Introduction
This is how CSV can be parsed when it is embedded in double quotes.
Background
The article in based on RFC 4180, which states that the standard CSV may contain values separated by comma and embedded in double quotes.
Take a look at the RFC here: http://tools.ietf.org/html/rfc4180.
The Code
public string[] SplitOnDoubleQuotes(string line)
{
int i = 0;
ArrayList occurs = new ArrayList();
if (line.IndexOf('\n') <= 0)
line = line + '\n';
while (true)
{
if (line[i] == '\n')
break;
if (line[i] == ',')
if (line[i-1] == '"' && line[i+1] == '"')
occurs.Add(i);
i++;
}
line= line.Remove(line.Length - 1);
ArrayList tokens = new ArrayList();
int startIdx =0;
int endIdx;
int len ;
for(int t =0; t<= occurs.Count ; t++)
{
if (t != occurs.Count)
{
len = (int)occurs[t] - startIdx;
tokens.Add((line.Substring(startIdx, len).StartsWith(
",") == true) ? line.Substring(startIdx, len).Remove(
0,1):line.Substring(startIdx, len) );
startIdx = (int)occurs[t];
}
else
{
tokens.Add((line.Substring(startIdx).StartsWith(",") == true) ?

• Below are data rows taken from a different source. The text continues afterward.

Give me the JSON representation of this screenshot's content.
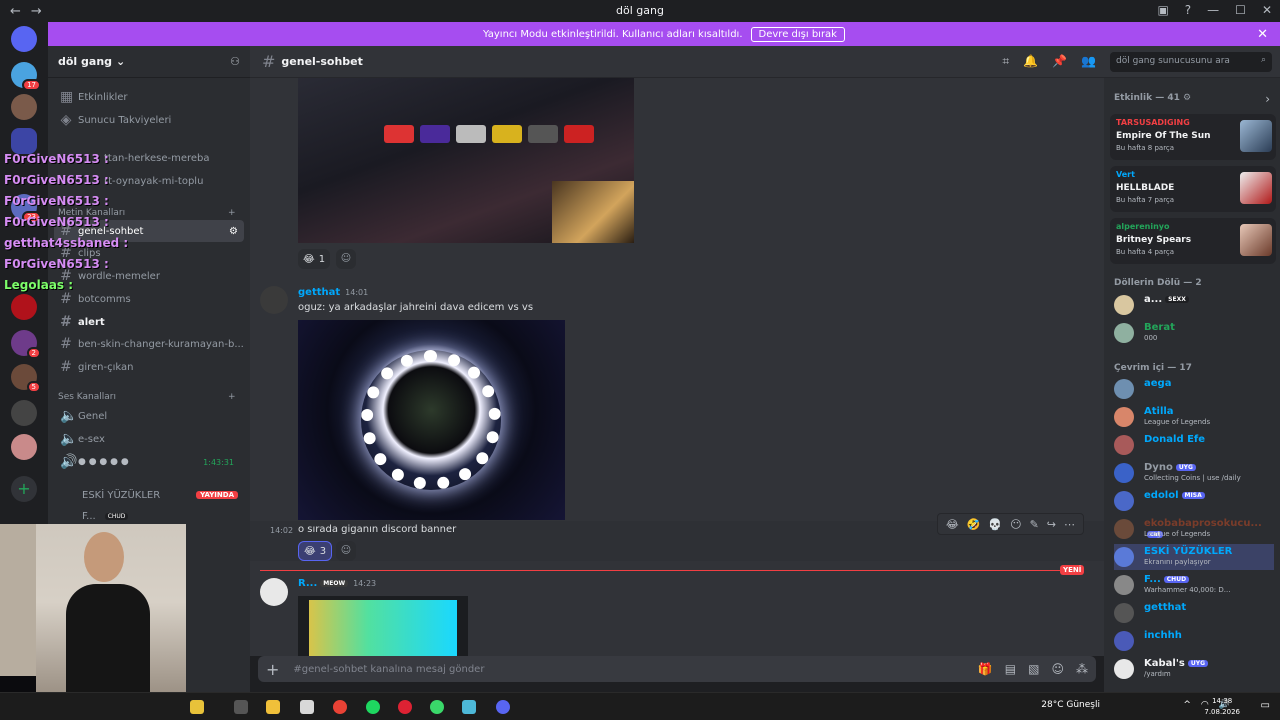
{
  "window": {
    "title": "döl gang",
    "brand_color": "#5865f2"
  },
  "banner": {
    "text": "Yayıncı Modu etkinleştirildi. Kullanıcı adları kısaltıldı.",
    "button": "Devre dışı bırak"
  },
  "servers": {
    "badges": [
      "17",
      "23",
      "2",
      "5"
    ]
  },
  "guild": {
    "name": "döl gang"
  },
  "channels": {
    "top_items": [
      "Etkinlikler",
      "Sunucu Takviyeleri"
    ],
    "partial_items": [
      "ttan-herkese-mereba",
      "rt-oynayak-mi-toplu"
    ],
    "text_category": "Metin Kanalları",
    "text": [
      "genel-sohbet",
      "clips",
      "wordle-memeler",
      "botcomms",
      "alert",
      "ben-skin-changer-kuramayan-b...",
      "giren-çıkan"
    ],
    "voice_category": "Ses Kanalları",
    "voice": [
      "Genel",
      "e-sex"
    ],
    "voice_timer": "1:43:31",
    "voice_users": [
      {
        "name": "ESKİ YÜZÜKLER",
        "badge": "YAYINDA"
      },
      {
        "name": "F...",
        "badge": "CHUD"
      }
    ]
  },
  "overlay_chat": [
    {
      "name": "F0rGiveN6513 :"
    },
    {
      "name": "F0rGiveN6513 :"
    },
    {
      "name": "F0rGiveN6513 :"
    },
    {
      "name": "F0rGiveN6513 :"
    },
    {
      "name": "getthat4ssbaned :"
    },
    {
      "name": "F0rGiveN6513 :"
    },
    {
      "name": "Legolaas :"
    }
  ],
  "header": {
    "channel": "genel-sohbet",
    "search_placeholder": "döl gang sunucusunu ara"
  },
  "messages": {
    "first_reaction": {
      "emoji": "😂",
      "count": "1"
    },
    "msg2": {
      "author": "getthat",
      "time": "14:01",
      "text": "oguz: ya arkadaşlar jahreini dava edicem vs vs"
    },
    "msg3": {
      "time": "14:02",
      "text": "o sırada giganın discord banner",
      "reaction_emoji": "😂",
      "reaction_count": "3"
    },
    "new_label": "YENİ",
    "msg4": {
      "author": "R...",
      "badge": "MEOW",
      "time": "14:23"
    }
  },
  "toolbar": {
    "icons": [
      "😂",
      "🤣",
      "💀",
      "😶",
      "✎",
      "↪",
      "⋯"
    ]
  },
  "composer": {
    "placeholder": "#genel-sohbet kanalına mesaj gönder"
  },
  "members": {
    "activity_header": "Etkinlik — 41",
    "activities": [
      {
        "user": "TARSUSADIGING",
        "title": "Empire Of The Sun",
        "sub": "Bu hafta 8 parça",
        "color": "#f23f43"
      },
      {
        "user": "Vert",
        "title": "HELLBLADE",
        "sub": "Bu hafta 7 parça",
        "color": "#00a8fc"
      },
      {
        "user": "alpereninyo",
        "title": "Britney Spears",
        "sub": "Bu hafta 4 parça",
        "color": "#23a55a"
      }
    ],
    "role_header": "Döllerin Dölü — 2",
    "role_members": [
      {
        "name": "a...",
        "badge": "SEXX",
        "sub": "",
        "color": "#f2f3f5"
      },
      {
        "name": "Berat",
        "badge": "",
        "sub": "000",
        "color": "#23a55a"
      }
    ],
    "online_header": "Çevrim içi — 17",
    "online": [
      {
        "name": "aega",
        "sub": "",
        "color": "#00a8fc"
      },
      {
        "name": "Atilla",
        "sub": "League of Legends",
        "color": "#00a8fc"
      },
      {
        "name": "Donald Efe",
        "sub": "",
        "color": "#00a8fc"
      },
      {
        "name": "Dyno",
        "sub": "Collecting Coins | use /daily",
        "color": "#949ba4",
        "badge": "UYG"
      },
      {
        "name": "edolol",
        "sub": "",
        "color": "#00a8fc",
        "badge": "MISA"
      },
      {
        "name": "ekobabaprosokucu...",
        "sub": "League of Legends",
        "color": "#7a3c2a",
        "badge": "cat"
      },
      {
        "name": "ESKİ YÜZÜKLER",
        "sub": "Ekranını paylaşıyor",
        "color": "#00a8fc"
      },
      {
        "name": "F...",
        "sub": "Warhammer 40,000: D...",
        "color": "#00a8fc",
        "badge": "CHUD"
      },
      {
        "name": "getthat",
        "sub": "",
        "color": "#00a8fc"
      },
      {
        "name": "inchhh",
        "sub": "",
        "color": "#00a8fc"
      },
      {
        "name": "Kabal's",
        "sub": "/yardım",
        "color": "#f2f3f5",
        "badge": "UYG"
      }
    ]
  },
  "taskbar": {
    "weather": "28°C Güneşli",
    "time": "14:38",
    "date": "7.08.2026"
  }
}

line.Substring(startIdx).Remove(0, 1) : line.Substring(
startIdx));
}
}
i=0;
for (i = 0; i < tokens.Count;i++ )
{
string str = tokens[i].ToString();
if (str.StartsWith("\"", StringComparison.Ordinal))
str= str.Remove(0, 1);
if (str.EndsWith("\""))
str= str.Remove(str.Length - 1);
tokens[i] = str;
}
return (string[])tokens.ToArray(typeof(string));
}
Points of Interest
There are many possible ways to do this, and this is just one of it.
Here are the possible ways:
- Define a Finite State Automata to parse the line character by character.
- Using
String.Replace("\",\"",SpecialChar)
, replace the pattern with a special character value which is not possible to occur in your normal set of values in the CSV file.
I hope this code might have been useful for beginners.